The episode doesn’t really require recapping, since the pacing and the content are fairly low-key and quiet. The few kick-your-ass-shocking moments are interspersed with a lot of silence and soul-searching and pining. For instance, Ben spends much of his time wandering around the house, thinking Vivien is just out of sight, while Vivien…remains just out of sight, trying to convince Moira not to be so judgmental about Ben. Moira has the right idea, however, since Ben’s big emotional moment is the fact that he tries to kill himself, and Vivien and Violet have to stop him. And just when we’re all like, cool, this baby might have a dad, at least! he waits around just long enough to get his ass hung from a chandelier by Hayden & Co. And that was the end of the Harmons.

Unfortunately, they have to spend a lot more time processing their emotions and whatnot. I mean, I like Vivien and Violet and their emotion-processing is fine/totally deserved, but Ben is Ben. His emotions suck. His one good emotional process is listening to Tate’s tale of woe, then telling him to go fuck himself. Even then, he seems to take it back when Tate makes sad faces at him. In general, I don’t think the emotional stuff was that great. The Harmons and Moira ended up fairly happy, even though they’re all dead (and is Moira young or old? SERIOUSLY), which is way too Disney for this show. They even end up with the other twin after Nora realizes that babies are annoying little wailmonsters! It’s just…way more cheerful than I thought it would be, and I don’t mind a happy ending sometimes, but I don’t really think that Ben deserved his.

Hayden and Tate, however, are the literal children staring through the window at the Christmas they can’t have, and they neither find closure in their unlives, nor do they really deal with any consequences of their actions. I don’t know. This episode was okay, but a lot of stuff didn’t sit right for a finale, particularly since we probably won’t get any of this season’s questions answered next season.

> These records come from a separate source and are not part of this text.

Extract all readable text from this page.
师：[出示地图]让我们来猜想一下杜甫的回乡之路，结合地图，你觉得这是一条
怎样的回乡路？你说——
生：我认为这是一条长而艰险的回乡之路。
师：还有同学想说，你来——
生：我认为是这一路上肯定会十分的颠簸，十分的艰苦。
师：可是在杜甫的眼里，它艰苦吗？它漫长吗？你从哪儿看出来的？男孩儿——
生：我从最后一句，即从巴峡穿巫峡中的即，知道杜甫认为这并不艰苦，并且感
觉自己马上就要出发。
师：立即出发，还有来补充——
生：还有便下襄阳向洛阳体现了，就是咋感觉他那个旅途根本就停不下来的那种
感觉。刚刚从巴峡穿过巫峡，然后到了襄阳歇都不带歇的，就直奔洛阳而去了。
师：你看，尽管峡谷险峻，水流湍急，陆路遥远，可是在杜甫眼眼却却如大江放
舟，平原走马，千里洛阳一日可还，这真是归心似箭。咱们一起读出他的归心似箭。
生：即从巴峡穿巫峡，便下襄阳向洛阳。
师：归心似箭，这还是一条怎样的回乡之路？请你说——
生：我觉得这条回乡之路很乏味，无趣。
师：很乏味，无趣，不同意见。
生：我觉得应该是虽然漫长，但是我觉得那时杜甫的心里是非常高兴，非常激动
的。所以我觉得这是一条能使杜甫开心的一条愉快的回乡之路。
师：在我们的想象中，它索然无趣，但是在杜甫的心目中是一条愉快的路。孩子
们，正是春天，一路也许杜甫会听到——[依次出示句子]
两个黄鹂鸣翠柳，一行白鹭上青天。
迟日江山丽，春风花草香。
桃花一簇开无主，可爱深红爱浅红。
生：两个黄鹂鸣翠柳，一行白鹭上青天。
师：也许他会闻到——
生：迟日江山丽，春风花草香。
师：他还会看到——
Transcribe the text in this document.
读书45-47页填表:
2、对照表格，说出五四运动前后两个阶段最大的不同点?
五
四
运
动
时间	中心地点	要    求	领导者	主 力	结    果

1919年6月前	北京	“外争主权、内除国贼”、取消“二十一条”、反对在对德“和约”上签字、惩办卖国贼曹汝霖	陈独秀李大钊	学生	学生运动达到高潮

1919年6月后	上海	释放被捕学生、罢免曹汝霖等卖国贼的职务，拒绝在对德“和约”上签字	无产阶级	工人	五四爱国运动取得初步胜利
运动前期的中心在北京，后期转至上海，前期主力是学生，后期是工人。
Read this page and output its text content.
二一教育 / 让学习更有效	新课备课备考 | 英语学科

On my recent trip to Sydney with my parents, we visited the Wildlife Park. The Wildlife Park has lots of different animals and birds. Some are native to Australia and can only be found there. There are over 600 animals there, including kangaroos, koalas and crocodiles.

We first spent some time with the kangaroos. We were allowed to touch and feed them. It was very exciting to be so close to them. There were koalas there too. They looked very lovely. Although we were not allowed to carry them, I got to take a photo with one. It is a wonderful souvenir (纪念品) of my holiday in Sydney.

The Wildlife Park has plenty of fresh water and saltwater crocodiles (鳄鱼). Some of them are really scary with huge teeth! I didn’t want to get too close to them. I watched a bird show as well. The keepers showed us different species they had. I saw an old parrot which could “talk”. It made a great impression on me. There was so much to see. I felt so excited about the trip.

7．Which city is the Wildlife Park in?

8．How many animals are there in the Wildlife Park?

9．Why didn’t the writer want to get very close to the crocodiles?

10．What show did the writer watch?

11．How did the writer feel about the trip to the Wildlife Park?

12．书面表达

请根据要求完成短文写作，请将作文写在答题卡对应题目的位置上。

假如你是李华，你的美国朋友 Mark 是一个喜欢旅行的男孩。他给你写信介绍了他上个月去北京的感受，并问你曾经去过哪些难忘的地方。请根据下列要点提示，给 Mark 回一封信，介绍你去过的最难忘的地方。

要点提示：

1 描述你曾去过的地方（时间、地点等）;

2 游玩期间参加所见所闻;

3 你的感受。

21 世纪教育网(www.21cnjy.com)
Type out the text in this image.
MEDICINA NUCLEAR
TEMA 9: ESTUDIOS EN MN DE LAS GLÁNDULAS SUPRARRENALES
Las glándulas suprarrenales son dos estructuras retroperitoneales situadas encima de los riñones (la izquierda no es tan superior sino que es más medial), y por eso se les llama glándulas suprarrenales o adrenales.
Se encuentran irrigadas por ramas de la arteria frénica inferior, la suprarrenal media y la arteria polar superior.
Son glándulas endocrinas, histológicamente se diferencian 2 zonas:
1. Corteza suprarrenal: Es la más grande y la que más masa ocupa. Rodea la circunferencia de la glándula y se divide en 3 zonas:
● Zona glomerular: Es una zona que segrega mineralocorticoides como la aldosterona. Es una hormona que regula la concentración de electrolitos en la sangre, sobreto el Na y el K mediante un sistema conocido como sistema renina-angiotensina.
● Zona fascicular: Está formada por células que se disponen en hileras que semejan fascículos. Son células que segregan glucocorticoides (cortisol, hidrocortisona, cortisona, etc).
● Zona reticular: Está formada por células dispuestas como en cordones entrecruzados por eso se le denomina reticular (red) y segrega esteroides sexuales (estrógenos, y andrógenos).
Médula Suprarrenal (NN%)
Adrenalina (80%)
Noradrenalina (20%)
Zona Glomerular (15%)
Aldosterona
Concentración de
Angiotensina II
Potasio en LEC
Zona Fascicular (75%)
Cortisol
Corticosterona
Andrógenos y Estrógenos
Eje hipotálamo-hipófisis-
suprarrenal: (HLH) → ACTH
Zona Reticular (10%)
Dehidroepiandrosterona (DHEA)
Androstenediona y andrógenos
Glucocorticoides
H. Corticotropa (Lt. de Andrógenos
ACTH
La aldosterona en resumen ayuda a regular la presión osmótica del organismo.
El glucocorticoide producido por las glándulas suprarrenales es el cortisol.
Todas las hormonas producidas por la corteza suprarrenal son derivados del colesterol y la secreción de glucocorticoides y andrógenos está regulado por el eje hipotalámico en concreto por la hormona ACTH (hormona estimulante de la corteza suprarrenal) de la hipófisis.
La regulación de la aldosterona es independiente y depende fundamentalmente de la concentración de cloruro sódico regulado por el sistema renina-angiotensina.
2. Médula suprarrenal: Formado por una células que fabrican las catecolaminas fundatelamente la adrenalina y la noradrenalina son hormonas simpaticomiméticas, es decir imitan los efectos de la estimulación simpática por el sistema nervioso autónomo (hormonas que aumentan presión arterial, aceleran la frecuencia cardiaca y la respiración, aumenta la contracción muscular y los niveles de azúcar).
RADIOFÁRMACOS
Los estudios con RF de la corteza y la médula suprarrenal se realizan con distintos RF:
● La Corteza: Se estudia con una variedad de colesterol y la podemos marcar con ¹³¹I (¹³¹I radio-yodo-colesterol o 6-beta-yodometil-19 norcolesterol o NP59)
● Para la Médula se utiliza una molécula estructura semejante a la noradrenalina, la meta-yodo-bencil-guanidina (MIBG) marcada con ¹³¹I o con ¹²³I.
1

The pseudo-subplot concerned the Ramos family: Stacey, Miguel, and son Gabe, a happy family who move into the house. Marcy has adopted that silly dog and lays the racism on pretty thick, but despite all this, the family ends up in the house. They do all sorts of nice family things like having sex in the kitchen while Gabe is in the house, but they seem nice and damage-free, as far as this show is concerned. Because they are so nice and unassuming, all the good ghosts of the house get together and decide to gaslight them, hard. Ben dons the rubber suit and rapey-scares Stacey into the basement, where Miguel follows her. Ben and Vivien put on a hilarious show for them, yelling cutely about how much they hate each other until Ben shoots Vivien and Vivien disembowels him. Upstairs, Tate plans on killing Gabe so he can be Violet’s boyfriend for all of eternity, but Violet saves Gabe’s life. The Ramoses GTFO with a quickness, and Marcy must once again put the house up for sale.

While this is going on, the two detectives question Constance about the baby, who went missing from the house after Ben was killed/apparent-suicided. She’s all, “Violet must have took him and run away!” but, as expected, she’s keeping the baby in the creepy mirror room.

Three years later, and we find that she’s also named it Michael and is raising it as the Antichrist, which entails looking fabulous and scaring your hairdresser with the force of your megalomaniacal narcissism, apparently. It also entails letting your maids get super murdered. Let me tell you, whoever cast the kid playing Michael did an excellent job. He’s creepy as hell.

Now, it’s impossible to know if any of this episode is going to have any bearing on the next season, which won’t include the Harmons. This is one of those shows where, even if the next seasons suck, I’ll be watching it until one of us dies because I still have no idea what the hell is going on.

Thank you to everyone who’s read along, commented, and discussed this weird little show on this website. You’ve improved my viewing experience, and I hope I’ve improved yours a bit, too. See you next season!